On a weekend where every touch was fought with intensity and passion, great respect was manifest but no love was lost between Ivy League fencing rivals Harvard and Columbia. The two schools, after all, were battling for supremacy at the Ivy League North Championship (Feb. 25) at Harvard’s Gordon Track and Field Center.
Reigning NCAA men’s epee champion Benji Ungar ’08 saw to it that the 4th-ranked Crimson (12-1 overall; 4-1 Ivy) wouldn’t be denied, earning Harvard a share of the 2007 Ivy League championship with their New York opponents by scoring a dramatic victory over Columbia’s Dwight Smith and giving the Crimson a narrow 14-13 result over the previously undefeated Lions. This is the third-straight year Harvard men have figured in the league championship; in 2006, they won the title outright.
The Harvard men entered the weekend still smarting from a 16-11 loss to Princeton at the Ivy League South Championships (held Feb. 11 in Philadelphia). Heading into Sunday’s competition, the Crimson were also dealing with a variety of injury concerns and absences, including men’s team captain and former All-Ivy League selection Sam Cross ’07 as he continues his battle with leukemia.
“With our men’s early loss to Princeton coupled with ongoing injury problems I was concerned about our chances against Columbia,” said Harvard head coach Peter Brand. “However, with six victories in epee and a respectable showing by both our foil and saber squads, we prevailed – a great testament to the character of our team.”
The Harvard men started the day in good fashion with a lopsided 25-2 victory over Brown, capping it off with a solid 19-8 win against Yale, but it was the round against Columbia that gave Harvard a share of the Ivy title and many Crimson supporters a sample of the best that collegiate fencing has to offer. While the Lions claimed slight (5-4) squad victories in both sabre and foil, Harvard earned a 6-3 victory in epee, thanks to Ungar’s perfect record. Ungar’s efforts were augmented by a strong performance from junior Teddy Sherrill.

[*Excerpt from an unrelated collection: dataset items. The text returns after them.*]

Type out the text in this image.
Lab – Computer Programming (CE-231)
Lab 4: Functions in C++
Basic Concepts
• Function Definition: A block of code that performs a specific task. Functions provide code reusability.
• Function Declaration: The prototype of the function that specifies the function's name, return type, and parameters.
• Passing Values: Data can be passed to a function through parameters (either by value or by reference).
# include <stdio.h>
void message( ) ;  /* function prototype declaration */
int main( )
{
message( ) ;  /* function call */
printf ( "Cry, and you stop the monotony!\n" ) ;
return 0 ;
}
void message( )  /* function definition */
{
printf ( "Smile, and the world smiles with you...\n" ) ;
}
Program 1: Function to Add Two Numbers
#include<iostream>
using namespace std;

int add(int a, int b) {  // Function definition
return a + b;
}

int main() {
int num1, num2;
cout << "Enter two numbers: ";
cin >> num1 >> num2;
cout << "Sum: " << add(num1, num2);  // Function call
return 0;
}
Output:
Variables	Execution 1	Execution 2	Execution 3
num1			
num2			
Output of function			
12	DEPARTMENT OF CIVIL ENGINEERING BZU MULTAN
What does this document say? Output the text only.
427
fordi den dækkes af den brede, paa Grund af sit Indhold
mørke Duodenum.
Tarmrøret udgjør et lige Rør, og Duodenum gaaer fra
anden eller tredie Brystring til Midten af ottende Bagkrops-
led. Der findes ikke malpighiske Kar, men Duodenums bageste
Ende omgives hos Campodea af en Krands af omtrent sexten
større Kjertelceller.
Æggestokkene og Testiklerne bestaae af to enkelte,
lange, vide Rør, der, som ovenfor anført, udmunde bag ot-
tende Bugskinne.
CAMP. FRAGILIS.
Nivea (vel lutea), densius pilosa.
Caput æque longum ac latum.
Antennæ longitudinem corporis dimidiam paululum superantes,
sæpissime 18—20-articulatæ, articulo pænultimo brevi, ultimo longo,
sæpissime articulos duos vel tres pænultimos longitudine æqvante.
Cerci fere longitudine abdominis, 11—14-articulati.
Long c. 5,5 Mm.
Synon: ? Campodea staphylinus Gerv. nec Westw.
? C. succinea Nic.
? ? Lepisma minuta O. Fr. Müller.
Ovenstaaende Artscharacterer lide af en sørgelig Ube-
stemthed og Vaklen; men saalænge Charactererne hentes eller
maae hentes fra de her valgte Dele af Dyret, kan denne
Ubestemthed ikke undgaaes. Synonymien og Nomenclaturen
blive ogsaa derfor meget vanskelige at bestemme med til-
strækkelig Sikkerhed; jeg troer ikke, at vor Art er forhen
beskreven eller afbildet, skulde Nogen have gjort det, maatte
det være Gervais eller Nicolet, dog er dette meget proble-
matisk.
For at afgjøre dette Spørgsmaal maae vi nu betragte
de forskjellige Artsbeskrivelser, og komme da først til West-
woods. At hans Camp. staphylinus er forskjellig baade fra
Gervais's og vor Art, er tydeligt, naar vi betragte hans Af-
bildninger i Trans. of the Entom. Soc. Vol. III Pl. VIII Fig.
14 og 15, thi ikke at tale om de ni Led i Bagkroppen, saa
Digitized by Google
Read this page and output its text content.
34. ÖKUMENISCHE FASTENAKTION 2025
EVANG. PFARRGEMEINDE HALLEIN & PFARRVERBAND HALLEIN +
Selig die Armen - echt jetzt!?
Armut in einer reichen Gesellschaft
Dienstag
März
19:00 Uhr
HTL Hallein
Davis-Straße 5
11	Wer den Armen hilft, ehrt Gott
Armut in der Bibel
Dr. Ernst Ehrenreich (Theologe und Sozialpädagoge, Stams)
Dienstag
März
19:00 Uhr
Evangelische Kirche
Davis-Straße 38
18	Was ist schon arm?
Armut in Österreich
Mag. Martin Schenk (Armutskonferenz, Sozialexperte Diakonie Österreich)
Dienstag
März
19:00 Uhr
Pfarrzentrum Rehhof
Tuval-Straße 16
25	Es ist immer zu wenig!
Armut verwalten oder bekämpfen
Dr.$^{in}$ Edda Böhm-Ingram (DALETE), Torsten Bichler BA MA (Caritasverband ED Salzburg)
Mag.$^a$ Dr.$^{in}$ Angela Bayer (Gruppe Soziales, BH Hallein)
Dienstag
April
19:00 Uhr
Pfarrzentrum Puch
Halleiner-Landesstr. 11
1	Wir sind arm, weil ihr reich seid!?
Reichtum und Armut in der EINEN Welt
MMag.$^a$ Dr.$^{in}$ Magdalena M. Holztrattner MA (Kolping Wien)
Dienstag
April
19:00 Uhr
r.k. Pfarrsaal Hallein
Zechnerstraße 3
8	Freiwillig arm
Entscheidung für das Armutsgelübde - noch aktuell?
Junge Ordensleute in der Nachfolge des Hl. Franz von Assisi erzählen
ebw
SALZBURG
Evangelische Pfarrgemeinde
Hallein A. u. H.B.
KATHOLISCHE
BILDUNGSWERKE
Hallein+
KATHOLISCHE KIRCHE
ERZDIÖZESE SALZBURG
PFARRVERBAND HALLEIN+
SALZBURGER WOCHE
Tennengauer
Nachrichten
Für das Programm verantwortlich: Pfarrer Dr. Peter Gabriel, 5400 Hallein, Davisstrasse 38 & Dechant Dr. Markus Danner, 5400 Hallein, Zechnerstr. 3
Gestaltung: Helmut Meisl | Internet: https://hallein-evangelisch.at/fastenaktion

The Crimson women (13-2 overall; 5-1 Ivy), ranked No. 3 in the most recent USFCA College Fencing Coaches’ Poll, entered Sunday’s competition tied with second-ranked Columbia, with both teams possessing identical records of 3-0 in Ivy League competition.
The Crimson’s dreams of a third successive Ivy League title were denied, however, as the exceptionally talented Columbia team – led by 2004 U.S. Olympian Emily Jacobsen – overwhelmed the Harvard women. The host Crimson found themselves on the wrong end of a 22-5 score-line, having been dealt comprehensive defeats in both foil and sabre, but rallied to pick up a victory in the epee events, winning by a score of 5-4 on the strength of wins from Maria Larsson ’09 and Jasmine McGlade ’07.
The women fared better against both Brown and Yale, with the 2005 and 2006 Ivy League champion Crimson earning identical 20-7 victories over both schools. Ultimately, though, the Crimson clearly missed the services of All-American foilist Emily Cross ’08, the former junior world champion currently on leave from the team as she trains to make the 2008 U.S. Olympic squad.
With the dual-meet season completed, coach Brand now looks to focus his efforts on keeping the teams healthy as they prepare for the IFA Championships in Lawrenceville, N.J., on Saturday (March 3) and the NCAA Northeast Regional competition to be held on March 10 at Tufts. Fencers from the NCAA regionals can advance to the NCAA Championships, which Harvard captured for the first time in school history in 2006.